Question

Prove f= ma where the notation have their usual meaning

Answer 1

Answer -

The formula of force, F = ma is given by Newton's second law of motion.

According to the Newton's second law of motion, rate of change of momentum is directly proportional to the applied unbalanced forces.

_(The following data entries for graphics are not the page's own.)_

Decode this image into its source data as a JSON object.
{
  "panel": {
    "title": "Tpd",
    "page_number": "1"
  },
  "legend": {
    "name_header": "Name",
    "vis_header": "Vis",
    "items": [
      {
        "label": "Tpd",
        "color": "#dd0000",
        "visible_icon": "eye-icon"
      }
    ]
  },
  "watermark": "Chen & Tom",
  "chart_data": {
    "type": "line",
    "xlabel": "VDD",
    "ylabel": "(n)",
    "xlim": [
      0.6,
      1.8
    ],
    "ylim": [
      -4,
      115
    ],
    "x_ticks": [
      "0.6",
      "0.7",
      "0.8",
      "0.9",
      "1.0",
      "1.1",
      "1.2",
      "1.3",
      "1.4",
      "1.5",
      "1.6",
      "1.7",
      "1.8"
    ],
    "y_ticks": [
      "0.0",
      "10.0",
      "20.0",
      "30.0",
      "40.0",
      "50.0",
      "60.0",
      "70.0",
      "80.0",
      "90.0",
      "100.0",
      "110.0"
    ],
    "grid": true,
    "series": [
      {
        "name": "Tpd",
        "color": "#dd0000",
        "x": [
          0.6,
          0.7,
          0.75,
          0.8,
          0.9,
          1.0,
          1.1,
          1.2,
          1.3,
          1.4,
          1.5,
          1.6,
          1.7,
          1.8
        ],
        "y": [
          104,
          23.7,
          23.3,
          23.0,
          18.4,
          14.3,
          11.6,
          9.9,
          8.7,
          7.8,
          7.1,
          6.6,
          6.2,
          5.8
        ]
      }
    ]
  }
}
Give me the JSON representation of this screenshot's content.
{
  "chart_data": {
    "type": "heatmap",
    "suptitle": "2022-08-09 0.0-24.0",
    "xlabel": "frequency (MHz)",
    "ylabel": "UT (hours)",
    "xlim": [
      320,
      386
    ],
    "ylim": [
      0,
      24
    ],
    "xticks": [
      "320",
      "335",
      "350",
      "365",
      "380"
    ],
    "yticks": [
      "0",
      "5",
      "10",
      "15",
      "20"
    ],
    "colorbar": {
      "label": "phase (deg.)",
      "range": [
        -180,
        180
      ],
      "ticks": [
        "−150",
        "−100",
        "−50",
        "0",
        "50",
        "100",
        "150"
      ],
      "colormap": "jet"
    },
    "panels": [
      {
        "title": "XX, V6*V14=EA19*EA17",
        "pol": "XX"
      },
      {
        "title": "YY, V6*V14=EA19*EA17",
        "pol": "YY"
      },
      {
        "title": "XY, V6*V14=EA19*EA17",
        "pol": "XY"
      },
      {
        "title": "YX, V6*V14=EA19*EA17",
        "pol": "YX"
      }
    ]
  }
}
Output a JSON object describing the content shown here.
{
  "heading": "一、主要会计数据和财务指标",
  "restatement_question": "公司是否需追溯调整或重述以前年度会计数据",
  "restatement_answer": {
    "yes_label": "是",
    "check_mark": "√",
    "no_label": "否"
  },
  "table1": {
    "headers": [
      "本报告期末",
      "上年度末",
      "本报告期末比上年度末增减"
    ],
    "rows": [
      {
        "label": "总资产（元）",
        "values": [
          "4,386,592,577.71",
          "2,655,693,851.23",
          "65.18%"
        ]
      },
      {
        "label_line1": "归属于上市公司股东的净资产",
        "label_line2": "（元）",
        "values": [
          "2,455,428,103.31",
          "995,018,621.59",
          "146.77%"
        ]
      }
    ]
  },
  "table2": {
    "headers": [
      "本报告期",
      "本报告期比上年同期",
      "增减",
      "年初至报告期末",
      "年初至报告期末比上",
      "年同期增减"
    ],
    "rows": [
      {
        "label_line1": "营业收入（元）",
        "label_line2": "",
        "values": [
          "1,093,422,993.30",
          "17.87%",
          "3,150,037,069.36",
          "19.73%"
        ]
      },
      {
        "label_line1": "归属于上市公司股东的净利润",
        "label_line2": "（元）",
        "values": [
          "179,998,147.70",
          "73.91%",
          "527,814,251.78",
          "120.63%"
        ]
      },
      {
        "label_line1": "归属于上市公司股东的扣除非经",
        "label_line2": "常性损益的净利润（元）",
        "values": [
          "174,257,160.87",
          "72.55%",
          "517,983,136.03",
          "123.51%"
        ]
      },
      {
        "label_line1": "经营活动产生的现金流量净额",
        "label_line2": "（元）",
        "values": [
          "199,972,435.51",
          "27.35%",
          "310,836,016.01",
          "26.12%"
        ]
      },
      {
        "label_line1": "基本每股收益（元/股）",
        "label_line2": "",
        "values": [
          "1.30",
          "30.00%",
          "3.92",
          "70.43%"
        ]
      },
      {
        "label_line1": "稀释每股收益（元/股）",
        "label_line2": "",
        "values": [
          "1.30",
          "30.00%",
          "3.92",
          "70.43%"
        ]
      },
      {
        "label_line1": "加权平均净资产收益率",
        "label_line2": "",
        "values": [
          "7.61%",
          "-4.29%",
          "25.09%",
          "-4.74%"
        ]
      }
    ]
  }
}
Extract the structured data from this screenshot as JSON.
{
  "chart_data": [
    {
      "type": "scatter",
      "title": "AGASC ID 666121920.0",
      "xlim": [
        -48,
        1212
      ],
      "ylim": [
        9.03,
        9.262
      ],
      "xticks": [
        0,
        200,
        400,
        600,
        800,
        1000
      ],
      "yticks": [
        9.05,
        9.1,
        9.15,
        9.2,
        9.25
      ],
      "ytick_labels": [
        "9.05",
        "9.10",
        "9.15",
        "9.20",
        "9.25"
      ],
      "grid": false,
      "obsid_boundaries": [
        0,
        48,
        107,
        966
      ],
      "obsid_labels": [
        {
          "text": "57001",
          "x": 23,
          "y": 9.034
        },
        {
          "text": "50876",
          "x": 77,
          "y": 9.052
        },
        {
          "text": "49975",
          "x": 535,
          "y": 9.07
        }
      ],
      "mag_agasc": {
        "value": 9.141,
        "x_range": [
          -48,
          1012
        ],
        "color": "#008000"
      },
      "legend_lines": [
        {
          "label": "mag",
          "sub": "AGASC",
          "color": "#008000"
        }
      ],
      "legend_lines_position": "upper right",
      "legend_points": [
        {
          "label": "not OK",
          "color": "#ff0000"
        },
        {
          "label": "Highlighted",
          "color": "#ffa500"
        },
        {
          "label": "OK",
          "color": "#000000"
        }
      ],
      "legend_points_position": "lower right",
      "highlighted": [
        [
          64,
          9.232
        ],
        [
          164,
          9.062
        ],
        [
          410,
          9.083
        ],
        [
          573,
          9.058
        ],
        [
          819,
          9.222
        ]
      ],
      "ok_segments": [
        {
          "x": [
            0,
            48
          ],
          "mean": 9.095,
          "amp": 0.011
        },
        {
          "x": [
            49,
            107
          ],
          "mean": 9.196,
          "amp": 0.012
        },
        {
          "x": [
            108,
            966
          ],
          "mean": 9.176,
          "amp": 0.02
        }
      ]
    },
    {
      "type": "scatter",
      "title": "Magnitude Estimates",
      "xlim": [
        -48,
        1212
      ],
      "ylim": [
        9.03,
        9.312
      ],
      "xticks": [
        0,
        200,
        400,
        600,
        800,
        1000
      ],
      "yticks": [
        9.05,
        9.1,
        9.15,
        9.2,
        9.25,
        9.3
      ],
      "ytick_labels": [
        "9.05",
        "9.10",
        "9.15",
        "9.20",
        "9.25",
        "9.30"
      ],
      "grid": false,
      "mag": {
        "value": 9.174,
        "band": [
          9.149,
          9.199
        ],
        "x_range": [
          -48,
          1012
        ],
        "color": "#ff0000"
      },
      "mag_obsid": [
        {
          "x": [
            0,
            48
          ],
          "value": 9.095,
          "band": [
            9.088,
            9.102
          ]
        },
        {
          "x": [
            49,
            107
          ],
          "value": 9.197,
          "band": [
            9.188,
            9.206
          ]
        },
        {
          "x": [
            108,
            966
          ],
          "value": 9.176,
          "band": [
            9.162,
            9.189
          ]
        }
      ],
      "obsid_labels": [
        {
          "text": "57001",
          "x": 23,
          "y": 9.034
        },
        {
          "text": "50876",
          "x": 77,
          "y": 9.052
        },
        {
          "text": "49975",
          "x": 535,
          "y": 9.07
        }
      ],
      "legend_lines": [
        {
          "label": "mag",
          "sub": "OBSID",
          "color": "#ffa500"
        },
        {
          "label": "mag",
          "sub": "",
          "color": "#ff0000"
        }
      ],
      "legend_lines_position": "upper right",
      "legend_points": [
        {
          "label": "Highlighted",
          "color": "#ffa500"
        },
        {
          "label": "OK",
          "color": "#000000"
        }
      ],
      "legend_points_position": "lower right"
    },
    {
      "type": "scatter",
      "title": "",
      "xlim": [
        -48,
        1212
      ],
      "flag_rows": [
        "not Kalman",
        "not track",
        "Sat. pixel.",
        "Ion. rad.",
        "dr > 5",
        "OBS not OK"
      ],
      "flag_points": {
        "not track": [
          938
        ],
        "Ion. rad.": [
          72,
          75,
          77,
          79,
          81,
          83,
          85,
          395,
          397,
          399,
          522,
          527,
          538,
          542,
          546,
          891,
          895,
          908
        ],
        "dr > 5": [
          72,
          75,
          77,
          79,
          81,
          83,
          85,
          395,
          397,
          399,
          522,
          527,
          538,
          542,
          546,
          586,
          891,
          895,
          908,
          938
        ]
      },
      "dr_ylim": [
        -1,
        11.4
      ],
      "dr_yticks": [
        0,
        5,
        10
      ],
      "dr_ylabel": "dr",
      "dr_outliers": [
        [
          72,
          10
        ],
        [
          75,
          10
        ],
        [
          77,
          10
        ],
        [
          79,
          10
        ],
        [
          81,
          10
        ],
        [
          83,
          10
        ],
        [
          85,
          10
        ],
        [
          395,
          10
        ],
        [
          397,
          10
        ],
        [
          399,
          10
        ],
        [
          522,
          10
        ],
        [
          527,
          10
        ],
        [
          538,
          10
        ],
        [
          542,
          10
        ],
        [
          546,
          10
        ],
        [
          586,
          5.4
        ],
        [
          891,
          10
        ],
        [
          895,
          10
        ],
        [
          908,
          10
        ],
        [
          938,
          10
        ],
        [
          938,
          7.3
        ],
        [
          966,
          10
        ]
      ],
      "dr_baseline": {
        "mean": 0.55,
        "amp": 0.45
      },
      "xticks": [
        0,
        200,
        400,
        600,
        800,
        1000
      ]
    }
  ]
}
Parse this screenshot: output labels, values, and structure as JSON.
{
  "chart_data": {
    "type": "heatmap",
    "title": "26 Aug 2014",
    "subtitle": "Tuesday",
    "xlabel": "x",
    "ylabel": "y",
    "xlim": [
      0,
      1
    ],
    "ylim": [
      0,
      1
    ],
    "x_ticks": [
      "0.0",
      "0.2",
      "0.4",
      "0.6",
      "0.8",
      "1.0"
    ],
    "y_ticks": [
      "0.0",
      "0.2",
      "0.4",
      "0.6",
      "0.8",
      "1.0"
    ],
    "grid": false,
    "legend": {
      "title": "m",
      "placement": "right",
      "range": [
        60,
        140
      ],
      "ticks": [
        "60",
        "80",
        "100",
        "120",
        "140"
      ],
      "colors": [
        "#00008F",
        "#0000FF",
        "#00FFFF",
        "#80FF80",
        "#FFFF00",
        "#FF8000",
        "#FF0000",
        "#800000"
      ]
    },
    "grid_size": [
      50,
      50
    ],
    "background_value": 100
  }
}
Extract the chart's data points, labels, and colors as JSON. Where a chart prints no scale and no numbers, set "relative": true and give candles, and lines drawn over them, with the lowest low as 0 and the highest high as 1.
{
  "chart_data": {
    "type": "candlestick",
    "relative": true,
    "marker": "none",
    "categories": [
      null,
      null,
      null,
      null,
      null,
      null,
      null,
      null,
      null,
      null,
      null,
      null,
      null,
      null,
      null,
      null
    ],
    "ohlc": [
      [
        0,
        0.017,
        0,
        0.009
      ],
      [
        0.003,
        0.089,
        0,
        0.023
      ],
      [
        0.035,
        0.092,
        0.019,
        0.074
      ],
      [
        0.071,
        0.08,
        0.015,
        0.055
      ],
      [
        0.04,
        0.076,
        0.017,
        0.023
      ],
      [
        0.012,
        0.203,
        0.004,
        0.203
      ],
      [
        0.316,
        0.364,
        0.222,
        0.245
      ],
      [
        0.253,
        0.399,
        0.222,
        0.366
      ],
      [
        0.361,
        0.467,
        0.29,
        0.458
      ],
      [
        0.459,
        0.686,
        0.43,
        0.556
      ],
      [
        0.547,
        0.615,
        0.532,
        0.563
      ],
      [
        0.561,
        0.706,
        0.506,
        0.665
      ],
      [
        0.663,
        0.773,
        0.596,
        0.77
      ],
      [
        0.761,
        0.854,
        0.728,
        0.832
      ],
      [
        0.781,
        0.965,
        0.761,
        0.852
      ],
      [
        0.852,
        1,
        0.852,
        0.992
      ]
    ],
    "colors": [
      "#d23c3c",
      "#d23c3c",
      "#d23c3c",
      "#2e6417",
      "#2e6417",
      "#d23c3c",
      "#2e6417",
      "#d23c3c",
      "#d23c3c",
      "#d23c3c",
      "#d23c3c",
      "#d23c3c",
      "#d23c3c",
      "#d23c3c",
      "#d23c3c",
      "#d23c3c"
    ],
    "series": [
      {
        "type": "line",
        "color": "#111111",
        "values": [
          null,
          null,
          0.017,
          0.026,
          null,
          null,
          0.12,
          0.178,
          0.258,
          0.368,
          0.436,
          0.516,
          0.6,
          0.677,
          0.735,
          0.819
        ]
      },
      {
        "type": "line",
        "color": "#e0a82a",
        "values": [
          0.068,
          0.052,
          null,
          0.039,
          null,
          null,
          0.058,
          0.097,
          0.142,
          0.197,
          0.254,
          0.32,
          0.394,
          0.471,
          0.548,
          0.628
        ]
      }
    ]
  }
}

$\boxed{\purple{\rm{ Rate\: of\: change \:of \:momentum \propto Force \:Applied }}}$

Forming the equation -

Let a body with initial velocity u and after applying a force F on it its velocity becomes v in time t

$\longrightarrow$Initial momentum of a body = $\sf mu$

$\longrightarrow$Final momentum of body = $\sf mv$

$\longrightarrow$Change in momentum in time = $\sf mv - mu$

Hence, rate of change of momentum

$\sf = \frac{mv - mu}{t}$

But according to Newton's second law,

$\boxed{\sf \frac{mv - mu}{t} \propto F}$

$\implies\sf F \propto \frac{m(v - u)}{t} \: \:\:\:\:\:\:\:\:\:[\frac {v - u}{t} = a]$

$\implies\sf F \propto ma$

$\implies\sf F = kma \:\:\:\:\:\:\:\:\: \\ ( \sf k\: is\: proportionality\: constant)$

$\implies\sf k = 1$

$\boxed{\sf\red{F = ma} }$

Hence proved